Yesterday’s decision also follows a debate over process. Throughout city council discussions, questions were raised over how the YMCA lease came to be. Some members maintained that the lease should have first traversed the CMPA board before being brought before council.
Merrill told his board last night that he thought the CMPA’s role was to make property in the park available, and that the city council was charged with approving or disapproving a proposed lease. Others have maintained that the CMPA is to negotiate leases prior to council weighing in.
“I was hoping you had to usurp this board, personally,” Merrill said at the opening of yesterday’s meeting. “But, we are where we are right now.”
The YMCA team began private discussions in December with Merrill and Mayor Ashton Hayward. They then worked through several lease drafts with City Attorney Jim Messer before bringing the matter to the city council.
Some council members took issue with the private meetings and redirected the issue to the CMPA board. Prior to sending the lease to the CMPA, council approved the proposal “in concept,” and requested that the park board work out the lease details.
YMCA representatives have maintained that they were following the path suggested by city officials. On that front, YMCA Board President Steve Williams opened the CMPA meeting with an apology.
“I ask for your forgiveness for any missteps we have taken and I offer you our sincerest apology,” he told the CMPA board.
Prior to discussing the YMCA prospects, Merrill cautioned his board. He reminded them that city council had already approved the lease, in concept.

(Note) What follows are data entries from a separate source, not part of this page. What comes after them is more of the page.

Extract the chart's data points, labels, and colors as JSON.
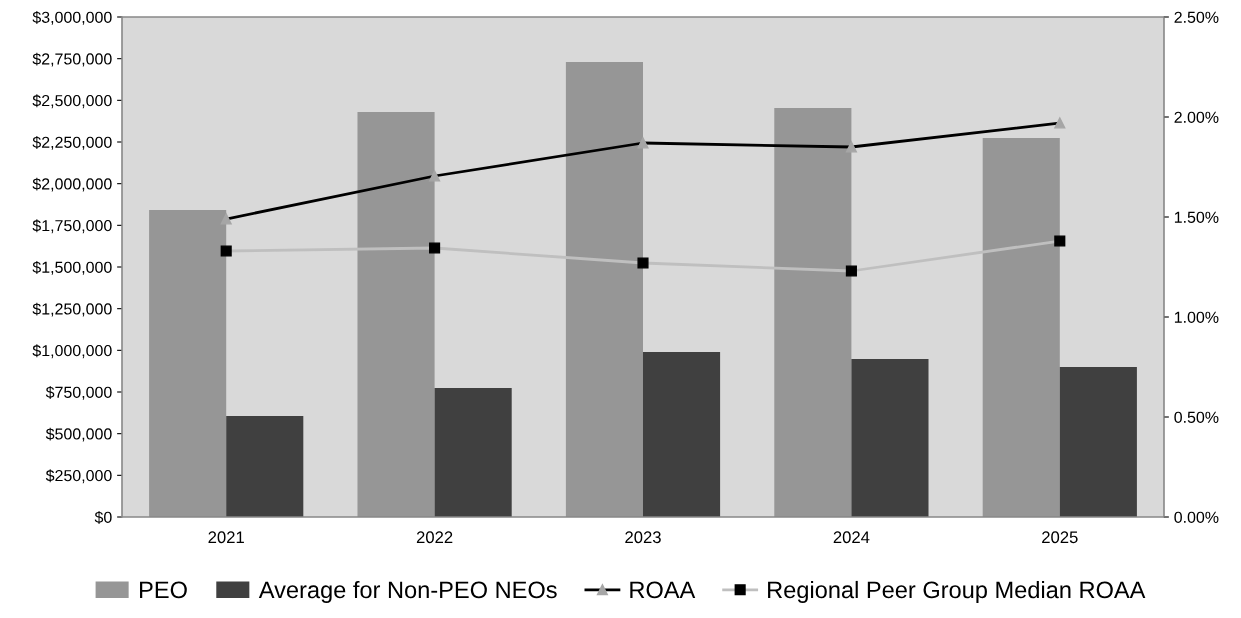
{
  "chart_data": {
    "type": "bar",
    "categories": [
      "2021",
      "2022",
      "2023",
      "2024",
      "2025"
    ],
    "series": [
      {
        "name": "PEO",
        "color": "#969696",
        "values": [
          1842000,
          2430000,
          2730000,
          2454000,
          2274000
        ]
      },
      {
        "name": "Average for Non-PEO NEOs",
        "color": "#404040",
        "values": [
          606000,
          774000,
          990000,
          948000,
          900000
        ]
      },
      {
        "name": "ROAA",
        "type": "line",
        "axis": "y2",
        "color": "#000000",
        "marker": "triangle",
        "values": [
          1.49,
          1.705,
          1.87,
          1.85,
          1.97
        ]
      },
      {
        "name": "Regional Peer Group Median ROAA",
        "type": "line",
        "axis": "y2",
        "color": "#bfbfbf",
        "marker": "square",
        "values": [
          1.33,
          1.345,
          1.27,
          1.23,
          1.38
        ]
      }
    ],
    "ylim": [
      0,
      3000000
    ],
    "yticks": [
      {
        "value": 0,
        "label": "$0"
      },
      {
        "value": 250000,
        "label": "$250,000"
      },
      {
        "value": 500000,
        "label": "$500,000"
      },
      {
        "value": 750000,
        "label": "$750,000"
      },
      {
        "value": 1000000,
        "label": "$1,000,000"
      },
      {
        "value": 1250000,
        "label": "$1,250,000"
      },
      {
        "value": 1500000,
        "label": "$1,500,000"
      },
      {
        "value": 1750000,
        "label": "$1,750,000"
      },
      {
        "value": 2000000,
        "label": "$2,000,000"
      },
      {
        "value": 2250000,
        "label": "$2,250,000"
      },
      {
        "value": 2500000,
        "label": "$2,500,000"
      },
      {
        "value": 2750000,
        "label": "$2,750,000"
      },
      {
        "value": 3000000,
        "label": "$3,000,000"
      }
    ],
    "y2lim": [
      0,
      2.5
    ],
    "y2ticks": [
      {
        "value": 0,
        "label": "0.00%"
      },
      {
        "value": 0.5,
        "label": "0.50%"
      },
      {
        "value": 1,
        "label": "1.00%"
      },
      {
        "value": 1.5,
        "label": "1.50%"
      },
      {
        "value": 2,
        "label": "2.00%"
      },
      {
        "value": 2.5,
        "label": "2.50%"
      }
    ],
    "grid": false,
    "legend": "bottom",
    "line_style": "solid"
  }
}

“Anybody can ask any questions they want to ask and we can talk about whatever we want to talk about,” the chairman said, “but let’s keep in mind what we’ve been tasked to by the city.”
After Gunther made his motion, Merrill again stressed the city directive. He read from the city council’s motion, which requested the CMPA to tend to lease details.
“As chairman, this is what I’ve been sent, this is what I’ve got,” Merrill said.
Gunther argued that his motion—offering up parcels 5 and 6, instead of 8—was within the bounds of council’s directive, and also contended that the CMPA board was not beholden to the council. He said he made his motion to reflect concerns raised by the CMPA’s Audit and Operations Committee, of which he is a member.
“My particular reason is that the parcel was bigger than they needed and they didn’t need the prime piece of waterfront property,” Gunther said, also requesting that parking concerns, as well as other issues, be addressed in any lease negotiations.
Following the 6-4 vote, there was some confusion about the chances of parcel 8 being placed back on the table during lease negotiations. It is unclear if the YMCA is interested in pursuing the project at the park if the waterfront parcel is not on the table.
“Yes, we’ll negotiate any of’em—5, 6, 7—but not if 8’s not in the mix, too,” said Daniel. “We’re happy to negotiate, but you can’t cherry pick and choose what you want to negotiate about.”